Nerden başlasam nasıl anlatsam..
Yaşananlar anlık dökülmeli kaleme yoksa pufff diye uçuyor akıldan... Aklımı toparlayıp kaleme dökmeye çalıştığımda çokta geç olmadan yakalamalıyım kelimeleri... Dilim döndüğünce ağıma düşen kelimelerle anlatacağım size yoğun geçen Tayland macerasını.. Dinleyin bakalım...
LG Yarışmasının Dubai ayağında yaşadığımız hayal kırıklıklarına rağmen az umutlu az da temkinli başladık yolculuğa.. Bu sefer bir bavul dolusu malzeme ile, rondosu servis tabağı, dondurma kaşığına kadar, hazırlıklı gittik. Bir ara pişmiş balığımızı, cilalanmış tavuğumuzu hatta nar gibi kızarmış ıstakozu bavula atmayı düşünsekte abartmayalım dedik..

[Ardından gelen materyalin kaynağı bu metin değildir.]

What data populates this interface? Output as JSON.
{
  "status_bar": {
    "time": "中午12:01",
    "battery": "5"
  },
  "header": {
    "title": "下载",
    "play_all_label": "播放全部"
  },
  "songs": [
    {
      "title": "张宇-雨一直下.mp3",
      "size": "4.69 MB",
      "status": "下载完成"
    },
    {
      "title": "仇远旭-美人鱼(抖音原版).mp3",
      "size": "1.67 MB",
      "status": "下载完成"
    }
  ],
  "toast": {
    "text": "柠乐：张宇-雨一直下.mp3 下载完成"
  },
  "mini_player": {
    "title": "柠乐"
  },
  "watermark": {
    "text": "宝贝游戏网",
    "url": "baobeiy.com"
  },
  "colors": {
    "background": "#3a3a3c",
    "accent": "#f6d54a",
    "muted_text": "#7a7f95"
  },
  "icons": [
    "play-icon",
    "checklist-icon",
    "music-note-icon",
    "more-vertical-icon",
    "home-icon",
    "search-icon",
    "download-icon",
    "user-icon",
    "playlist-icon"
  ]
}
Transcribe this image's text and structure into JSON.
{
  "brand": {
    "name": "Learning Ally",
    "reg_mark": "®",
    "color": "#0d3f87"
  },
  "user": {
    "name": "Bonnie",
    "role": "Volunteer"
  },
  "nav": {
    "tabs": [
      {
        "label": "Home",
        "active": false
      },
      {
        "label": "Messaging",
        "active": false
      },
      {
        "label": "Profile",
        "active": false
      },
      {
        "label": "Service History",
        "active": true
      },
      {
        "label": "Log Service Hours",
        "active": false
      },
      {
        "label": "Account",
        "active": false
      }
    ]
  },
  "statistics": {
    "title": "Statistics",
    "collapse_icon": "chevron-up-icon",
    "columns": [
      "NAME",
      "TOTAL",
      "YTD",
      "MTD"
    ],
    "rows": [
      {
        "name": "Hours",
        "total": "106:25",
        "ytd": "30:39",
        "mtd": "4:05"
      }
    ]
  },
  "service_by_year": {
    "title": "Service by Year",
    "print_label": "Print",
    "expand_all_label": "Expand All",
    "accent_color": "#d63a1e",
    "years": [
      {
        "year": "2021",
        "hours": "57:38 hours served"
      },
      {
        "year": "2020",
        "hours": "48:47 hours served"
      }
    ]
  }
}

Eksik kalmasın diye nar ekşimizi cevizimizi hani olurda Allah'ın Tayland'ında yoktur diye şekerimizi, nohutumuzu bile aldık gittik.. Uçakta ciddi bir şekilde çalışma planımızı çıkarıp neye kaç dakika ayıracağımızı kimın neyi yapacağını ince ince yazdık.. Gözümüzü kapattığımız her saniyede sunumumuzu düşledik.. Bu sefer gerçekten çalıştıkk...
Yarışma boyunca fırını çok dikkatli ama bilinçli kullandık. Her malzemeyi iğne oyası işler gibi nazikçe hazırladık. Hiç acele etmeden her saniyenin değerini bilerek ve hiç paniklemeden harika bir sonuç ortaya çıkardık.
Çok ciddi hazırlanan bir organizasyonda çok değerli şefler tarafından itinayla tadıldı yemeğimiz. Suratlardan aldığımız ifadelerle gayet mutlu bir şekilde yarışmayı tamamladık. Sadece şefler tarafından değerlendirileceğimizi hayal ederken yaklaşık sekiz tanede Koreli LG yetkilisi tarafından değerlendirildiğimizi dikkate almadık. Yarışmada üç tane Taylandlı ekibin olmasıda önemli değildi.. Biz görevimizi hakkıyla yerine getirmiştik..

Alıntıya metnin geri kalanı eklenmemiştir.